BarrosViews: The Nature of Price Action

I was listening to an interview of S James Gates Jr. During the interview he said (more or less): “Many believe science is about truth; that is a misconception. Science is about providing the best possible explanation of what we observe”. The assumption is the explanation is based on the current state of our knowledge. As our knowledge increases and is refined so too does our explanation vary and change.

This ideas resonates strongly with me. It is an apt, fundamental explanation of how I trade the markets. I carry in my head a model of how the market (price action) behaves. I call this model the Tubbs Model after Frank Tubbs, not because he created it (he probably did not) but because I first saw it in his Tubbs’ Stock Market Correspondence Lessons.

Figure 1 shows the model. It is my believe that, so far as trading strategy is concerned, everything we need to know is contained in the model. The model itself is based on a number of critical ideas that found their best expression in Pete Steidlmayer’s Market Profile:

  1. That the market is  an auction process.
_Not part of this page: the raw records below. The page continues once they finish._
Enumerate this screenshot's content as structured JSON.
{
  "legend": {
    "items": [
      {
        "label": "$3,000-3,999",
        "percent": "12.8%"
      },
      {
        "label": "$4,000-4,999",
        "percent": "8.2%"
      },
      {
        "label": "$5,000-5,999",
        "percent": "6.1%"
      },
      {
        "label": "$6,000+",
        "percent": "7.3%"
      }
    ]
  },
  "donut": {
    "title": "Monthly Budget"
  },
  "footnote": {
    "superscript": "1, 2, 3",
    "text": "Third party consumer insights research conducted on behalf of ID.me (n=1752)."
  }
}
This means that under normal conditions, we seek to sell highs and buy lows; and under exceptional circumstances, we buy new highs, sell new lows. This means that the market must go too high to have gone high enough and too low to have gone low enough.
  2. That the main purpose of the market is to be efficient. And the best expression of efficiency is the bell curve. The bell curve in the markets is found in congestion. Thus the main purpose of the market is  to seek congestion.
  3. The second purpose of  the market is to facilitate trade i.e. the market will do what is necessary to generate the maximum participation. Hence the relationship between volume, range and direction provides a reasonable indication whether a market is likely to continue or change its current direction.
  4. Finally, it is the context i.e. the current dominant structure that defines and gives meaning to the patterns we seek to exploit for profit. For example, in a sideways market, a lack of volume and range in the middle of congestion is different to a lack of volume and range in upmoves in an uptrend that has been in place for sometime.